Property and Economic Slowdown
Recent data have confirmed that Evergrande’s debt crisis has sent jitters through China’s property market. Home sales plummeted about 17 percent for the year to September, following last month’s 19.7 percent fall, according to recent data by China’s National Bureau of Statistics.“No one is buying new properties because they are getting afraid,” Helen Qiao, chief Greater China economist at Bank of America, told Bloomberg Television on Oct. 17.

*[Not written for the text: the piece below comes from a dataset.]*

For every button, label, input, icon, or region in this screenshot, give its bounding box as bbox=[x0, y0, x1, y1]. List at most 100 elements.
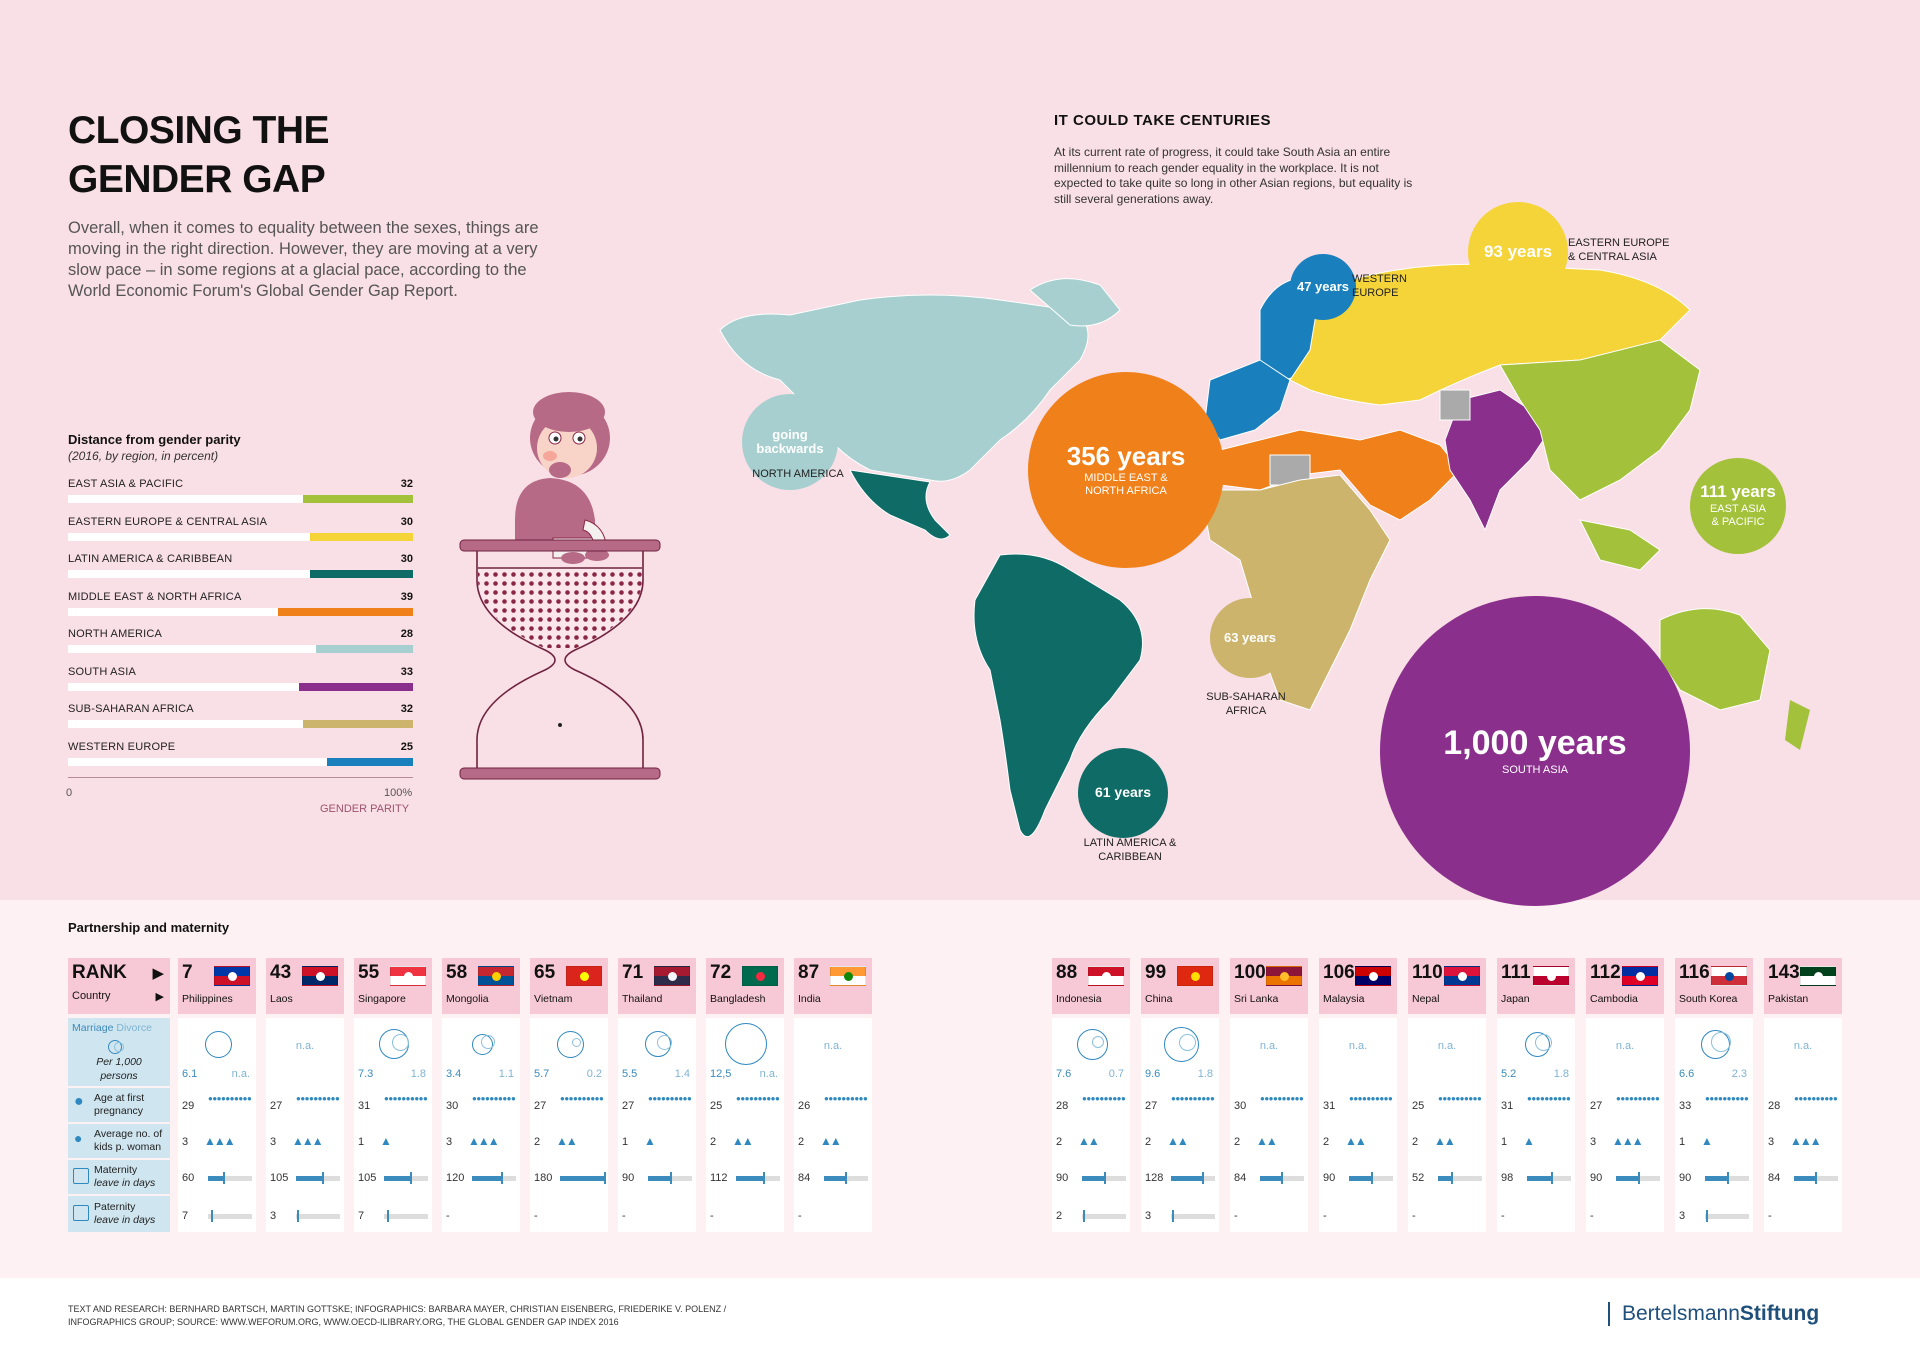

“[The] data reconfirmed our view that the property slowdown is one of the main drivers of the current China economic slowdown, on the back of financial tightening and property tightening,” Mo Ji, chief China economist at Fidelity International, told The Wall Street Journal on Oct. 18.
More Property Developers Under Stress
It’s becoming increasingly clear that the forces that have driven Evergrande to the brink of default are also putting stress on other Chinese property developers in China.Adding fuel to the flame, just last week, Sinic Holding Group Co. warned of imminent default. Meanwhile, Modern Land (China) Co. and Xinyuan Real Estate Co., which jointly have over $2 billion in U.S. dollar bonds, have proposed changes to their debt arrangements, signaling difficulties in meeting their obligations.
Authorities Reverse Policies to Support Property Market
At the moment, Chinese authorities say they believe Evergrande’s debt issues are “controllable.” However, steps are already being taken to slow the downward slide in the property market and prevent any widespread contagion.According to Bloomberg, China’s financial regulators have requested that banks accelerate mortgage approvals to help stem the decline in property sales. A ban on selling residential mortgage-backed securities also has been lifted, which should ease lending constraints faced by banks.
However, Raymond Cheng, head of China and Hong Kong research at CGS-CIMB Securities, told Bloomberg that these moves are unlikely to resolve the liquidity problems faced by property developers. Rather, regulators should ease financing constraints for project loans and onshore corporate bond markets.
More broadly, these moves represent a reversal in policy for authorities. In recent years, officials have attempted to wean the economy off the property market—and the leverage that comes with it—as an engine of economic growth.